Wer über diese Zusatzanforderungen hinaus auch im Privaten verstärkt Sorgearbeit leistet, kommt verständlicherweise rasch an eigene Grenzen – und wird zugleich gern als Vorbild dafür verklärt, dass es sehr wohl möglich sei, Familie und Wissenschaft unter einen Hut zu bekommen. Wie das konkret aussieht, wenn dazu auch noch Gremienarbeit kommt, zeigt eindrucksvoll der Podcast Erschöpfte Wissenschaft, in dem die Juraprofessorin Nele Matz-Lück von ihrer 80-Stunden-Woche berichtet – ein Arbeitspensum, das mit einem Burnout sein Ende fand. „Du bist ja auch fast so ein bisschen Modellfrau gewesen: Guck mal, wenn’s eine Nele Matz-Lück schaffen kann, können’s auch andere schaffen“, sagt im Podcast der Coach Marc Dechmann (ab Minute 21:20). Darauf entgegnet ihm Matz-Lück:
„Ja, wobei dieses Modellhafte, das hat mich in Bezug auf eine Thematik sehr gestört: Ich hab meine Habilitation geschrieben und abgeschlossen, als ich schon den Lehrstuhl in Kiel hatte, das heißt einer ganz normalen Professur mit neun Stunden Lehrverpflichtung, zwei kleinen Kindern, und hab es geschafft, das Buch zu schreiben, noch nicht zu veröffentlichen, auch nach mehreren Jahren – aber es zu schreiben.

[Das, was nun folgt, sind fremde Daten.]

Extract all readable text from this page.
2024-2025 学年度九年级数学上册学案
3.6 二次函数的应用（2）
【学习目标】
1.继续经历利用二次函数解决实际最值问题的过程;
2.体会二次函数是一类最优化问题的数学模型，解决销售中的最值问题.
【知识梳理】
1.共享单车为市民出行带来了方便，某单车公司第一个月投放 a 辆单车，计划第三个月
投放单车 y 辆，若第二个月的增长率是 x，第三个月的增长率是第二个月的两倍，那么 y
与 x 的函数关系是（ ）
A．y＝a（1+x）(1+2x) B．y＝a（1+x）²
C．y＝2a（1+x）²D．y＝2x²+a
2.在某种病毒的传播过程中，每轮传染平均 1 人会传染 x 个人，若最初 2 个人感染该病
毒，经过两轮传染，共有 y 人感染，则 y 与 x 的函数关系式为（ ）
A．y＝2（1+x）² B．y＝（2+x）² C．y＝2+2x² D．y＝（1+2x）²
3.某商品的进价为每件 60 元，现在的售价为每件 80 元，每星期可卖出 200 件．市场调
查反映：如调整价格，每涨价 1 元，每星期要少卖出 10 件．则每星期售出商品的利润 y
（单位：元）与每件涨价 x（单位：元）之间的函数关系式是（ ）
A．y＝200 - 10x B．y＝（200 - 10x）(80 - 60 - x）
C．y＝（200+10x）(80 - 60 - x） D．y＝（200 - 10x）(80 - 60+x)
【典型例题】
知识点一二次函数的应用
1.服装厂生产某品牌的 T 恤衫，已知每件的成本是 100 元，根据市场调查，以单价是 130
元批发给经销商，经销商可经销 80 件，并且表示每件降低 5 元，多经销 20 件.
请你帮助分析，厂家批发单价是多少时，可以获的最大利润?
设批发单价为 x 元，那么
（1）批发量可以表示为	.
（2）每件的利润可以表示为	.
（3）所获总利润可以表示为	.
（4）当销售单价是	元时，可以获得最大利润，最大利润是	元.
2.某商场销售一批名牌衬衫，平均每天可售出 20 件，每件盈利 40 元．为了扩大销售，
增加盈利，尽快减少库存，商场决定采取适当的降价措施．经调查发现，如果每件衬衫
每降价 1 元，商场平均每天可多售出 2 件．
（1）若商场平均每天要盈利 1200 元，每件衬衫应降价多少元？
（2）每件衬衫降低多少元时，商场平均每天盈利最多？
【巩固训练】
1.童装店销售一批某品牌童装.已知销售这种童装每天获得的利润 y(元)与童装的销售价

Und das hatte schon einen sehr hohen, auch gesundheitlichen Preis. Und das hinterher – muss ich so sagen – vor allem männliche Kollegen gesagt haben ‚ach guck mal, das geht doch‘, das stört mich schon seit 2017. Weil ich für mich da das Resümee gezogen hab ‚ja, ich hab’s zwar geschafft, aber eigentlich geht es nicht‘. Es geht um einen Preis, den ich niemandem so guten Gewissens auferlegen könnte oder es ist kein Weg, den ich empfehlen würde.“[16]

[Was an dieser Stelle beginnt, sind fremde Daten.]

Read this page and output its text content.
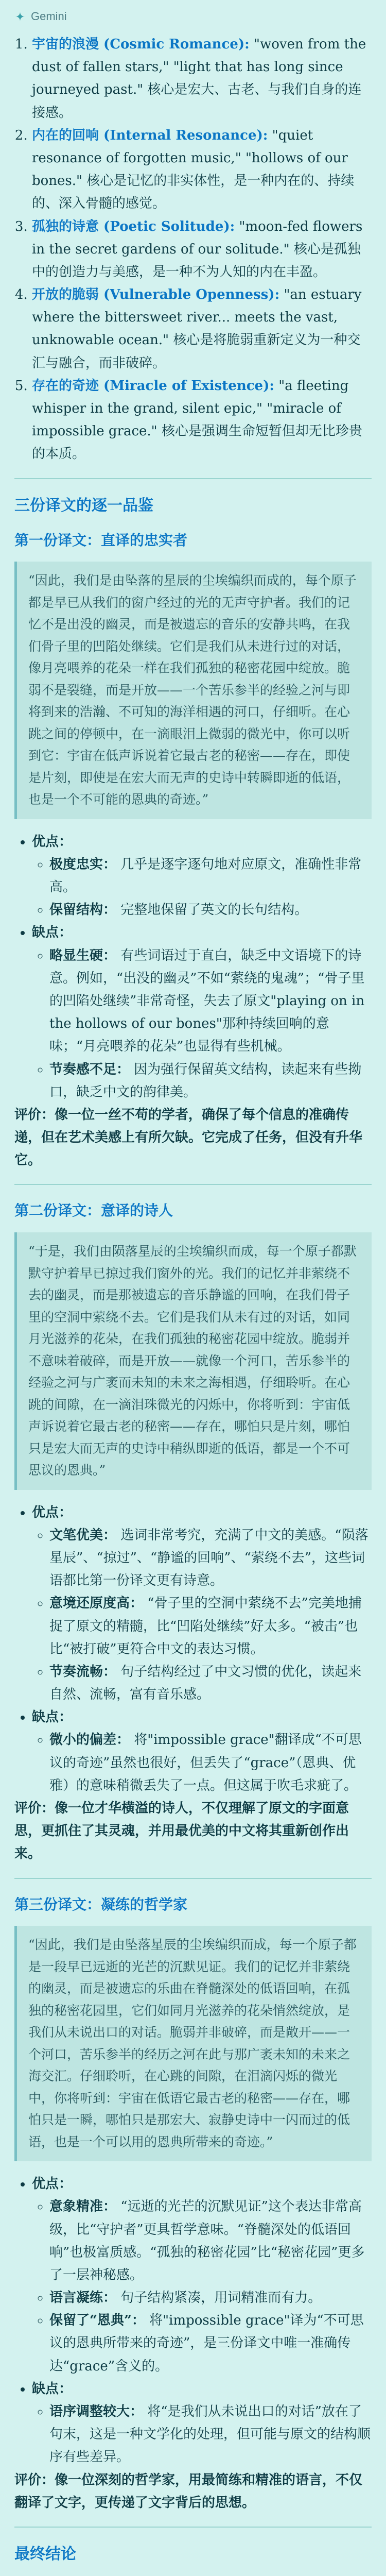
Gemini
1. 宇宙的浪漫 (Cosmic Romance): "woven from the dust of fallen stars," "light that has long since journeyed past." 核心是宏大、古老、与我们自身的连接感。
2. 内在的回响 (Internal Resonance): "quiet resonance of forgotten music," "hollows of our bones." 核心是记忆的非实体性，是一种内在的、持续的、深入骨髓的感觉。
3. 孤独的诗意 (Poetic Solitude): "moon-fed flowers in the secret gardens of our solitude." 核心是孤独中的创造力与美感，是一种不为人知的内在丰盈。
4. 开放的脆弱 (Vulnerable Openness): "an estuary where the bittersweet river... meets the vast, unknowable ocean." 核心是将脆弱重新定义为一种交汇与融合，而非破碎。
5. 存在的奇迹 (Miracle of Existence): "a fleeting whisper in the grand, silent epic," "miracle of impossible grace." 核心是强调生命短暂但却无比珍贵的本质。
三份译文的逐一品鉴
第一份译文：直译的忠实者
“因此，我们是由坠落的星辰的尘埃编织而成的，每个原子都是早已从我们的窗户经过的光的无声守护者。我们的记忆不是出没的幽灵，而是被遗忘的音乐的安静共鸣，在我们骨子里的凹陷处继续。它们是我们从未进行过的对话，像月亮喂养的花朵一样在我们孤独的秘密花园中绽放。脆弱不是裂缝，而是开放——一个苦乐参半的经验之河与即将到来的浩瀚、不可知的海洋相遇的河口，仔细听。在心跳之间的停顿中，在一滴眼泪上微弱的微光中，你可以听到它：宇宙在低声诉说着它最古老的秘密——存在，即使是片刻，即使是在宏大而无声的史诗中转瞬即逝的低语，也是一个不可能的恩典的奇迹。”
• 优点：
◦ 极度忠实： 几乎是逐字逐句地对应原文，准确性非常高。
◦ 保留结构： 完整地保留了英文的长句结构。
• 缺点：
◦ 略显生硬： 有些词语过于直白，缺乏中文语境下的诗意。例如，“出没的幽灵”不如“萦绕的鬼魂”；“骨子里的凹陷处继续”非常奇怪，失去了原文"playing on in the hollows of our bones"那种持续回响的意味；“月亮喂养的花朵”也显得有些机械。
◦ 节奏感不足： 因为强行保留英文结构，读起来有些拗口，缺乏中文的韵律美。

评价：像一位一丝不苟的学者，确保了每个信息的准确传递，但在艺术美感上有所欠缺。它完成了任务，但没有升华它。

第二份译文：意译的诗人
“于是，我们由陨落星辰的尘埃编织而成，每一个原子都默默守护着早已掠过我们窗外的光。我们的记忆并非萦绕不去的幽灵，而是那被遗忘的音乐静谧的回响，在我们骨子里的空洞中萦绕不去。它们是我们从未有过的对话，如同月光滋养的花朵，在我们孤独的秘密花园中绽放。脆弱并不意味着破碎，而是开放——就像一个河口，苦乐参半的经验之河与广袤而未知的未来之海相遇，仔细聆听。在心跳的间隙，在一滴泪珠微光的闪烁中，你将听到：宇宙低声诉说着它最古老的秘密——存在，哪怕只是片刻，哪怕只是宏大而无声的史诗中稍纵即逝的低语，都是一个不可思议的恩典。”
• 优点：
◦ 文笔优美： 选词非常考究，充满了中文的美感。“陨落星辰”、“掠过”、“静谧的回响”、“萦绕不去”，这些词语都比第一份译文更有诗意。
◦ 意境还原度高： “骨子里的空洞中萦绕不去”完美地捕捉了原文的精髓，比“凹陷处继续”好太多。“被击”也比“被打破”更符合中文的表达习惯。
◦ 节奏流畅： 句子结构经过了中文习惯的优化，读起来自然、流畅，富有音乐感。
• 缺点：
◦ 微小的偏差： 将"impossible grace"翻译成“不可思议的奇迹”虽然也很好，但丢失了“grace”（恩典、优雅）的意味稍微丢失了一点。但这属于吹毛求疵了。

评价：像一位才华横溢的诗人，不仅理解了原文的字面意思，更抓住了其灵魂，并用最优美的中文将其重新创作出来。

第三份译文：凝练的哲学家
“因此，我们是由坠落星辰的尘埃编织而成，每一个原子都是一段早已远逝的光芒的沉默见证。我们的记忆并非萦绕的幽灵，而是被遗忘的乐曲在脊髓深处的低语回响，在孤独的秘密花园里，它们如同月光滋养的花朵悄然绽放，是我们从未说出口的对话。脆弱并非破碎，而是敞开——一个河口，苦乐参半的经历之河在此与那广袤未知的未来之海交汇。仔细聆听，在心跳的间隙，在泪滴闪烁的微光中，你将听到：宇宙在低语它最古老的秘密——存在，哪怕只是一瞬，哪怕只是那宏大、寂静史诗中一闪而过的低语，也是一个可以用的恩典所带来的奇迹。”
• 优点：
◦ 意象精准： “远逝的光芒的沉默见证”这个表达非常高级，比“守护者”更具哲学意味。“脊髓深处的低语回响”也极富质感。“孤独的秘密花园”比“秘密花园”更多了一层神秘感。
◦ 语言凝练： 句子结构紧凑，用词精准而有力。
◦ 保留了“恩典”： 将"impossible grace"译为“不可思议的恩典所带来的奇迹”，是三份译文中唯一准确传达“grace”含义的。
• 缺点：
◦ 语序调整较大： 将“是我们从未说出口的对话”放在了句末，这是一种文学化的处理，但可能与原文的结构顺序有些差异。

评价：像一位深刻的哲学家，用最简练和精准的语言，不仅翻译了文字，更传递了文字背后的思想。

最终结论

Die Glorifizierung der Mehrfachbelastung durch entgrenzte Arbeitszeiten und -umfänge in der Wissenschaft in Kombination mit emotionaler Arbeit und Sorgearbeit, deren Last in dieser Gesellschaft insbesondere auf den Schultern von Frauen lastet, lässt völlig außer Acht, was Nele Matz-Lück im Podcast auch eindrücklich adressiert: Dass sie selbst und ihre eigenen Bedürfnisse immer weniger Raum bekommen und freudvolle Tätigkeiten in Beruf und Familie zunehmend auf der Strecke bleiben. Frauen sollen für die Wissenschaft brennen, für ihr soziales Umfeld und ihre Familie! Es sollte niemanden verwundern, dass dabei viele von ihnen ausbrennen, wenn sie nicht rechtzeitig vorher den Ausstieg aus der Wissenschaft vollziehen.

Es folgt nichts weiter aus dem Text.